We often see the desire for community and human interaction as pulling us in one direction, while the desire for freedom and individuality pulling us in the opposite direction. As an extrovert, I often struggle with the fear that asserting my individuality and refusing to conform, will cost me in the social realm. Reflecting upon all of this in the wide open spaces of the desert southwest, I re-realized that being an individual and reducing that fear actually helps in the social realm. Negative responses from those that fear non-conformity are more than outweighed by positive responses by those that appreciate authenticity and variety in nearly all circumstances. The key is to understand that we all have freedom of choice, and not to allow any of the hate to translate into hatred towards others. This applies even the people that have ridiculed me and caused me hurt. They have the freedom say what they want. The only way to truly overcome that ridicule is not to ridicule them back, or “defeat” them in an argument. It is to not be affected by that ridicule and continue to be the way you are despite anything they say.
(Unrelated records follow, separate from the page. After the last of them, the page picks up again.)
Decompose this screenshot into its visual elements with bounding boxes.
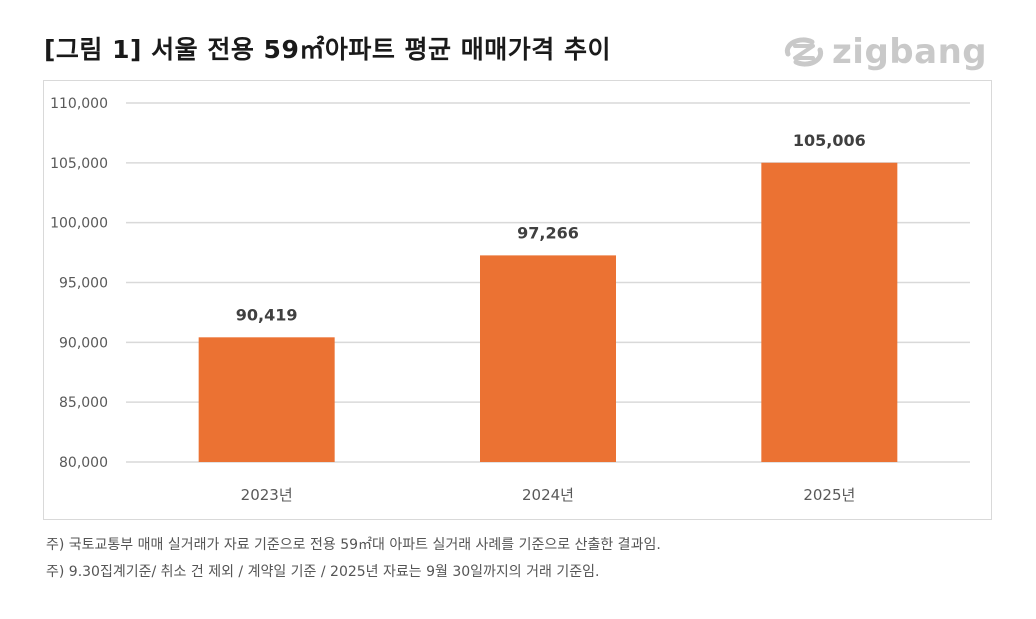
data-label: 90,419 [236,305,298,324]
y-tick-label: 90,000 [59,335,108,351]
x-tick-label: 2025년 [803,486,855,504]
bar [198,337,335,462]
logo-wordmark: zigbang [832,32,988,72]
y-tick-label: 80,000 [59,455,108,471]
footnote-1: 주) 국토교통부 매매 실거래가 자료 기준으로 전용 59㎡대 아파트 실거래… [46,537,661,553]
bar [761,162,898,462]
y-tick-label: 100,000 [50,216,108,232]
x-tick-label: 2024년 [522,486,574,504]
footnotes: 주) 국토교통부 매매 실거래가 자료 기준으로 전용 59㎡대 아파트 실거래… [46,532,661,586]
x-tick-label: 2023년 [241,486,293,504]
y-tick-label: 85,000 [59,395,108,411]
bar-chart: 80,000 85,000 90,000 95,000 100,000 105,000 11… [50,96,970,504]
data-label: 97,266 [517,223,579,242]
chart-area: 80,000 85,000 90,000 95,000 100,000 105,000 11… [43,80,992,520]
brand-logo: zigbang [782,32,987,72]
data-label: 105,006 [793,131,866,150]
y-tick-label: 95,000 [59,276,108,292]
y-tick-label: 105,000 [50,156,108,172]
bar [480,255,616,462]
footnote-2: 주) 9.30집계기준/ 취소 건 제외 / 계약일 기준 / 2025년 자료… [46,564,600,580]
chart-title: [그림 1] 서울 전용 59㎡아파트 평균 매매가격 추이 [44,35,611,64]
y-tick-label: 110,000 [50,96,108,112]
zigbang-logo-icon [784,37,824,67]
This is one of several lessons, I re-learned on this trip. These re-realizations make this place significant to me, even if the official reason for the significance of any of these places is questionable. Everyone has a different experience here, and it is completely understandable for someone to come to Four Corners, find out it is on a reservation, buy nothing at the souvenir stands, and leave seeing the place as pointless. For me, however, this is where I got my mind off some of life’s frustrations, and got back on the path to becoming a better person.